Thursday, May 26, 2011

Day 29.... In the Busyness Business

 I have not made a cast of my special project... yet.  Seems like there is always too much to do. Taught a bunch of great kids from age 4 to 16 at White Memorial Nature Center yesterday. After what, 12 days of clouds and rain, I did not realize is would be sunny and hot so I got my first sunburn working with the kids on the potters wheel on the lawn.  Then went to water a friends greenhouse plants till 7:30... there is never enough time in 24 hours. Each day should have 48 hours. You could work, take a nap, have fun around the house and yard, take a nap, visit friends and then go to sleep for another 8 hours... or would that really work?


Phyllis 1938

I remember momma. She was a busy person. My mom lived here from 3 days old till she was 37 years old. Thirty seven seems so young to me now.  Her parents, Frank and Irene, were married in the living room here. They were both in their late 30s, Frank had been in WWI and never married and Irene's first husband had died in his 20s. Frank and Irenes tumulus marriage did not last long, and somehow, grampa Frank got custody of little Phyllis. My momma Phyllis, grew up here with housekeepers and helped with the cows, chickens and greenhouses.  She loved plants and animals. She wanted to be a professional ice skater. She rode horses, went swimming a lot, skated and went skiing. She had pen pals, a favorite in New Zealand. She collected movie star photographs. She got a Brownie camera and took lots of photos of her cats and her favorite dog, Tippy.  So I now have photos of this house, Tippy, vacations she went on, her friends and lots of  letters.  In the "old" days before computers, people wrote more letters. They sent postcards. I have a hugh collection of her postcards, ones she received and ones she bought as souvenirs.

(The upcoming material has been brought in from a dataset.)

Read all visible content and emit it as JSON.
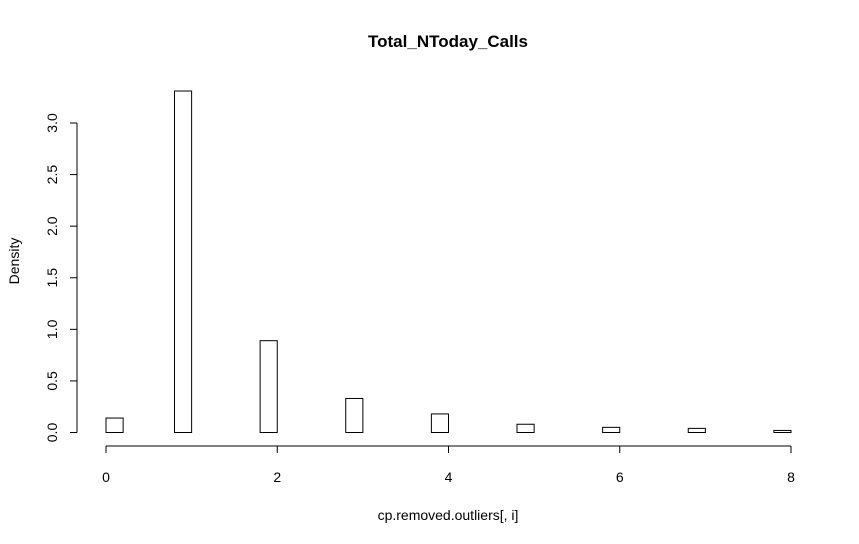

She met my dad in 1946. She was sixteen and wrote to her mom in New Hampshire, how she had met "Richie". He gave her a box of candy in a yellow and lilac flocked container that she kept all her life. Richie was an automobile mechanic. They moved here to the farm for a couple of years and my brother was born, then they moved out and I was born, then they moved back four years later. Richie and grampa re-muddled the barn then. Dad wanted to repair cars and so they gutted the old barn throwing out the cow stanchions and probably a lot of good old stuff. Mom helped in the greenhouses and the garden. We had a hugh garden. Mom did a lot of canning. We rarely bought vegetables from the store.  I am a little embarrassed to say I still have a couple of her canned beans down in the cellar. In an old house, things get pushed back into cupboards and priorities shift. Someday I may throw those beans out.

My sister came along six years after me. Mom took us all on day trips. My brother was a Cub Scout and Mom was the leader. I went along as the team mascot. We took trips to the Hershey's Peter Paul candy factory, http://naugatuck.patch.com/articles/the-demolition-of-peter-paul#photo-5022211 the Pez factory, http://www.pez.com/, Mount Tom, Mohawk Mountain. So many day trips.

My dad loved fishing. We would go all over CT, MA and NY fishing and mom would bring her embroidery or knitting. She was still working on embroidering quilt squares... "The State Flowers" when she died.  She kept the embrodery floss in a woven sweet grass basket from Maine. Now I have to try, or perhaps my daughters will, to finish it... someday. She also knitted tiny Barbie clothes for our dollies.

She was a very good cook. We came home from school everyday to homemade cake and cookie snacks. Stuffed peppers, Rabbit Cacciatore, Beef tongue, Beef roasts and Tuna-noodle casseroles for supper. We ate really well. She made us fresh squeezed lemon aid and our homemade cider. We also drank a lot of Kool aid.  Running a house, taking care of three children and two men, weeding, canning, day trips and cooking, kept her very busy.

I have tried to follow in her footsteps. Only instead of the greenhouse, I work in the pottery barn. It is a very busy lifestyle. Running a house, taking care of children, weeding, day trips and cooking have kept me busy too. I would have liked to do more at home stuff. I would have liked to stay home and cook and clean.
I think my mom enjoyed it all.  Keeping busy and puttering around at a variety of things, meeting new people and hanging out with friends and relatives is what makes our lives so good.

And so, I am off to the barn. Like my mom, I get to work by walking out our back door onto the old stone steps across the driveway and lawn. Her to the greenhouses which are gone now, and me to the barn... re muddled but still standing.